Rien n'est plus touchant qu'une douleur vraie qui se juge, se condamne et se contraint. La voix du moine était ferme, son oeil restait sec, mais on voyait que ce calme lui coûtait. Il faisait l'histoire de son malheur comme un brave invalide raconte la campagne où il a perdu un de ses membres. La conversation n'était point encore tombée sur cette matière, et il ne m'avait parlé ni de ses antécédens, ni de ses malheurs, lorsque je m'avisai de lui demander depuis combien de temps il portait cette robe.

«Ne me jugez pas d'après elle. Vous ne me connaissez pas, me répondit-il. J'ai adopté le couvent comme un lieu de paix et de retraite, et cette robe comme une égide commode contre la vie et ses tourmens; je ne suis pas de l'ordre de Saint-François. Les moines de ce pays, classe d'hommes dont on dit tant de mal, sont d'une admirable tolérance; ils me laissent porter leur costume, partager leur vie, et ne m'imposent pas leurs croyances; ils me souffrent et m'aiment. Je suis protestant. Que cela ne vous étonne pas: nous autres philosophes de France et d'Angleterre nous ne savons pas ce que les couvens d'Italie et d'Espagne renferment de lumières et de bon sens. Jamais nos moines ne me font subir l'ennui d'aucune controverse; je vis avec eux, et j'y vis… tranquille.»

A ce dernier mot il hésita, il s'arrêta, il n'osait pas dire heureux. Une rêverie plus sombre nuagea ce front pensif; des idées tristes l'assiégeaient. Il garda quelques momens le silence, appuya sa tête rasée entre ses mains, et me dit:

«Je suis du comté de Herford. Quand notre armée revint d'Alexandrie, le vaisseau de transport sur lequel je me trouvais avec plusieurs autres officiers fut incapable de tenir la mer, et nous relâchâmes à Messine. Fatigués des incommodités sans nombre de l'existence orientale, des détestables appartemens du Caire et de la vie de vaisseau, nous descendîmes au lazaret; nous le trouvâmes commode et de bon goût. Vous savez ce que c'est que ce lazaret: une mauvaise cour carrée avec un cimetière au milieu.

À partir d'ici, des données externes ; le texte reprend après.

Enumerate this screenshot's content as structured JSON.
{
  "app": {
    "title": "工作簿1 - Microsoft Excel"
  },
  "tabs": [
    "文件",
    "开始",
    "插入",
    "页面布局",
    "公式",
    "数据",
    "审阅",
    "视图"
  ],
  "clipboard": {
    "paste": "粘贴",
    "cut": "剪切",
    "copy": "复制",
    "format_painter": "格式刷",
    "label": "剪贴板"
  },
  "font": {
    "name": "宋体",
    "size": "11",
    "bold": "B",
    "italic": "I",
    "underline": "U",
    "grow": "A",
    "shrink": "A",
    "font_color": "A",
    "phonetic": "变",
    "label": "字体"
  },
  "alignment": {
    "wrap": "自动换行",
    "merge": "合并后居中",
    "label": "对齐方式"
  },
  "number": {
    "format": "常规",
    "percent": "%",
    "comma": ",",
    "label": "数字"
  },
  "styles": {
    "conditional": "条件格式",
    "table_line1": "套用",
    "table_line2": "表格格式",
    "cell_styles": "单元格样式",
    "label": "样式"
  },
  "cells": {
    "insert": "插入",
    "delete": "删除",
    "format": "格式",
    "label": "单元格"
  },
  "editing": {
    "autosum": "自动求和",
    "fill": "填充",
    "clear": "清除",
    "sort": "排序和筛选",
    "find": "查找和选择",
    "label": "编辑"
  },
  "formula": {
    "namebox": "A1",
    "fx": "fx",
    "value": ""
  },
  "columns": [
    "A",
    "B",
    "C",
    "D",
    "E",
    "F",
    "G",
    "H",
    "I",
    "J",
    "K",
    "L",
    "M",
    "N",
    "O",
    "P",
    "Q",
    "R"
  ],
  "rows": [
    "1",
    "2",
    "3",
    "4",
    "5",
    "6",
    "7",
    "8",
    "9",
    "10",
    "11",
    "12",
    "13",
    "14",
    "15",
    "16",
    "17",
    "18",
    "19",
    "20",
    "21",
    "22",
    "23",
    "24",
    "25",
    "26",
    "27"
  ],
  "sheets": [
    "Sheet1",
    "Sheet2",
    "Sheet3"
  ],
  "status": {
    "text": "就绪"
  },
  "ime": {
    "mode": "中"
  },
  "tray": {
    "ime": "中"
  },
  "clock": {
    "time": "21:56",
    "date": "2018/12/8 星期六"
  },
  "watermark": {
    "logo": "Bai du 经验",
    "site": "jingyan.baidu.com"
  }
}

On est là, isolé des vivans, sans communication avec la terre, et sans autre récréation que l'espérance d'en sortir bientôt. Mes camarades supportaient fort bien leur position; les journaux anglais que l'on nous envoyait fournissaient un aliment à leur curiosité et à leur gaieté. Ils jouaient, ils chantaient; j'étais triste et j'ignorais la cause de cette tristesse. Un indicible pressentiment pesait sur moi; dans nos journaux je ne trouvais rien qui se rapportât à ma famille ou à mes amis; les journaux stériles comme cette mer aux flots plats et tristes, comme ces murs jaunes et lugubres qui m'environnaient. Mes camarades me raillaient; je ne savais que leur répondre. Enfin notre quarantaine s'acheva.

»Vous connaissez sans doute la disposition des théâtres de Messine: ils sont distribués en stalles où chacun trouve la place que le hasard lui assigne, de sorte que trois ou quatre rangs d'auditeurs peuvent vous séparer des personnes de votre société. C'est ce qui m'arriva le soir même où la liberté nous fut rendue. Toutes les loges étaient pleines; nous allâmes prendre place au parterre, mes camarades et moi; nous fûmes obligés de nous asseoir à de grandes distances les uns des autres. Dans un entr'acte plusieurs Siciliens assis près de moi se levèrent, et d'autres officiers anglais accompagnés d'un jeune homme en costume de ville prirent leur place. Ils parlaient très-haut, et j'appris que le dernier interlocuteur était arrivé le soir même à Messine par le paquebot.